By Nathalie Voit

Cryptocurrency exchange platform Coinbase will cut nearly one-fifth of its labor force to remain operationally salient amid recent market events.

In a blog post published on its website, CEO and Cofounder of Coinbase Brian Armstrong cited the possibility of a recession and an upcoming “crypto winter” as the reason for the layoffs.

“We appear to be entering a recession after a 10+ year economic boom. A recession could lead to another crypto winter and could last for an extended period,” Armstrong wrote. “In past crypto winters, trading revenue (our largest revenue source) has declined significantly. While it’s hard to predict the economy or the markets, we always plan for the worst so we can operate the business through any environment.”
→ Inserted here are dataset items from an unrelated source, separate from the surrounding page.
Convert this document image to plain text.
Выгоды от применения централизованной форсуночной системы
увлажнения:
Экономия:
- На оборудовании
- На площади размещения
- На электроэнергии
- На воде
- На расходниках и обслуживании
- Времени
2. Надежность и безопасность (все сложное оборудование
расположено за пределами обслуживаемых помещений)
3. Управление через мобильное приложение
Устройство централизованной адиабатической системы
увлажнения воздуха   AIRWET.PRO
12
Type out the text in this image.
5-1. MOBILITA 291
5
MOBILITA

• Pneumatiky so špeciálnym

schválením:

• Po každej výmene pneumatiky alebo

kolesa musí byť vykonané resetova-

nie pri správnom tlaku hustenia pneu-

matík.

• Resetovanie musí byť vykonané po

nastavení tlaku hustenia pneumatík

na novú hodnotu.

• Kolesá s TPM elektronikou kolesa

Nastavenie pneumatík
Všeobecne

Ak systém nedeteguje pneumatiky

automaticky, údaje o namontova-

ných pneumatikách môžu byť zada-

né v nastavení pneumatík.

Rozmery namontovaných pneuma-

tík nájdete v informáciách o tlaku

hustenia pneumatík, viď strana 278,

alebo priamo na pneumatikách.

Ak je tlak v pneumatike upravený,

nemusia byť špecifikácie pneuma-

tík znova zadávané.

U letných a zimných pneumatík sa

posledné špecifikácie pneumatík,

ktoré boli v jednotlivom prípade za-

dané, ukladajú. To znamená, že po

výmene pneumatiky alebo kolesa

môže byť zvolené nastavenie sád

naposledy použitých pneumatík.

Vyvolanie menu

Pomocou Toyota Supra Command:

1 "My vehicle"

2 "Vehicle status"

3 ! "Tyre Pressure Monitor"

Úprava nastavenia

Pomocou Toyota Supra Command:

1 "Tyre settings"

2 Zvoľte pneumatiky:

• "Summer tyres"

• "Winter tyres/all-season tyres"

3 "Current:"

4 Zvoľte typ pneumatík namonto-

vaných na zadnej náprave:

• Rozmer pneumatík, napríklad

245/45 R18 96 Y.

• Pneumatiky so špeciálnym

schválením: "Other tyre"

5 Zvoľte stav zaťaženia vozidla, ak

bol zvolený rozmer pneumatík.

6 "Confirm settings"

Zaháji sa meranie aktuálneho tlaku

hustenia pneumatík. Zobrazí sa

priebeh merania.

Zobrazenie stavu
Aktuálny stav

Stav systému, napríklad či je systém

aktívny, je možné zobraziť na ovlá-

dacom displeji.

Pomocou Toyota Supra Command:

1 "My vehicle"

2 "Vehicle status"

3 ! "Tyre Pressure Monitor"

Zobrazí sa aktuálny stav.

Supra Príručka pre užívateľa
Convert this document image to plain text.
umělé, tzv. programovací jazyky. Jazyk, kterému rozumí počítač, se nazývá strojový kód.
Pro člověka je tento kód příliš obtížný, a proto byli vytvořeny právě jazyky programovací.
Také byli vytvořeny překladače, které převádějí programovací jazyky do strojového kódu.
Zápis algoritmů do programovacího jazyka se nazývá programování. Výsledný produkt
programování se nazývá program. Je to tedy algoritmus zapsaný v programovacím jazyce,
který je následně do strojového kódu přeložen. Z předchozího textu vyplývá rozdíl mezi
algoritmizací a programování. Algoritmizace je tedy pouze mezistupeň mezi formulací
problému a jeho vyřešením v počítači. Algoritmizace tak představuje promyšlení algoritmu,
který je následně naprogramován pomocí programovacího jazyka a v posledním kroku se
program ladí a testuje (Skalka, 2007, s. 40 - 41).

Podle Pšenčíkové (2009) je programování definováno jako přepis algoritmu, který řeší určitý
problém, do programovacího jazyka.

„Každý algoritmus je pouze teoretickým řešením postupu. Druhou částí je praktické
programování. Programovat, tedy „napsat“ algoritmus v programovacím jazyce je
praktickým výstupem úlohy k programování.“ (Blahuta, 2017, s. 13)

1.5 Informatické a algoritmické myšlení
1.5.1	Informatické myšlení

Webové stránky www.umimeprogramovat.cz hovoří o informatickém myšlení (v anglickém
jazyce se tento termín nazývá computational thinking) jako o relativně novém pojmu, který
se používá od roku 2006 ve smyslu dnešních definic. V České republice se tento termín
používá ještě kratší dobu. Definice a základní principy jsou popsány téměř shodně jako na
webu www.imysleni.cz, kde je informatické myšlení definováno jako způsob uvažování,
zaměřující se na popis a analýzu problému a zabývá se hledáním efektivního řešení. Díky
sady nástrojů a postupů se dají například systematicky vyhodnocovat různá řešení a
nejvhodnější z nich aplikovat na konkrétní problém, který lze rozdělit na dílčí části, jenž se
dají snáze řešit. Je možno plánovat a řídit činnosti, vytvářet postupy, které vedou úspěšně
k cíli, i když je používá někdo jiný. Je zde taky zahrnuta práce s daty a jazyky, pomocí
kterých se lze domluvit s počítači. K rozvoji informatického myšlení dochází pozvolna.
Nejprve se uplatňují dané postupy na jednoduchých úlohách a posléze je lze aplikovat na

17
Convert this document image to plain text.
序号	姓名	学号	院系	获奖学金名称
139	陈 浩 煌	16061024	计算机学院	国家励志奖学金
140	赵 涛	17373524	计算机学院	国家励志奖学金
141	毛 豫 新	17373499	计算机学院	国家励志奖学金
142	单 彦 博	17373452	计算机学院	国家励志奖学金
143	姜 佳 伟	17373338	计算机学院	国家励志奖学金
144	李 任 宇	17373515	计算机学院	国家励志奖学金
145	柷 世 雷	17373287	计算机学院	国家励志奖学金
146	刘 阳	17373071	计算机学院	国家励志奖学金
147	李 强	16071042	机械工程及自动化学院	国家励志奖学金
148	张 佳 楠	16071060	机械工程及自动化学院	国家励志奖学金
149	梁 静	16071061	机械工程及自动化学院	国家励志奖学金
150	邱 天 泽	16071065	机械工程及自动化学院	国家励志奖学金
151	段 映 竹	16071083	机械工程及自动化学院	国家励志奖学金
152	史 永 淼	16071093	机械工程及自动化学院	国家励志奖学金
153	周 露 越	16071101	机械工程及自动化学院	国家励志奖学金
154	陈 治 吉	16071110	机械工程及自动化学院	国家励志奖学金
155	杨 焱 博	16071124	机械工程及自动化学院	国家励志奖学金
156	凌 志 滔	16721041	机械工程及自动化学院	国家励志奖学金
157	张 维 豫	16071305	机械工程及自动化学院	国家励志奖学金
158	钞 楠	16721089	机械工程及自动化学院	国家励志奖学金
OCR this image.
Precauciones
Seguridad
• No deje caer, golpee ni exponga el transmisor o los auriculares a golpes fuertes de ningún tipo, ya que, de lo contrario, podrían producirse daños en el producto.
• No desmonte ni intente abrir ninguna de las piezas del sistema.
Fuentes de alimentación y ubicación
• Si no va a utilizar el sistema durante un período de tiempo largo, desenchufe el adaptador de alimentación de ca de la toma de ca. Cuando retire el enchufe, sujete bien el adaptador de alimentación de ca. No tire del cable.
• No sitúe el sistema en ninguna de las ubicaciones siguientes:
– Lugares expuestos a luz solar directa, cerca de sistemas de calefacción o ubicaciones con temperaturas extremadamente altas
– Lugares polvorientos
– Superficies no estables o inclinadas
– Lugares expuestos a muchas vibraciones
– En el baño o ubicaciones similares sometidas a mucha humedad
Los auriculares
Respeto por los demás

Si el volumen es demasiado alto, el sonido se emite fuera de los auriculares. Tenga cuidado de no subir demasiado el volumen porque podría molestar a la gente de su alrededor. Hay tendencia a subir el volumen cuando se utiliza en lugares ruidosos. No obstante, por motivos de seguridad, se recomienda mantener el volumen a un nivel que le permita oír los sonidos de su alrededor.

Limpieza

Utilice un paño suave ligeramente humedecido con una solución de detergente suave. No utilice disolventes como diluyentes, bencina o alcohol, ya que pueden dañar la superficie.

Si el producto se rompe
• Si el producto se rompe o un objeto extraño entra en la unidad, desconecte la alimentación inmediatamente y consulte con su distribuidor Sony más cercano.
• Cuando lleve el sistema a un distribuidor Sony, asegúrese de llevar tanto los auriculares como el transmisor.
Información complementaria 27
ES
The CEO also admitted the company grew too quickly during last year’s bull crypto market, noting that its workforce expanded 200% year-over-year since the start of 2021. The company went public last April.

“Our employee costs are too high to effectively manage this uncertain market,” Armstrong said. “While we tried our best to get this just right, in this case, it is now clear to me that we over-hired,” he added.

Employees who were laid off were told about the news over personal email. According to the note, access to Coinbase systems was terminated for those affected due to security reasons.

“I realize that removal of access will feel sudden and unexpected, and this is not the experience I wanted for you. Given the number of employees who have access to sensitive customer information, it was, unfortunately, the only practical choice to ensure not even a single person made a rash decision that harmed the business or themselves,” Armstrong wrote.

The cuts are expected to affect approximately 1,100 people. Coinbase currently has around 5,000 full-time staff.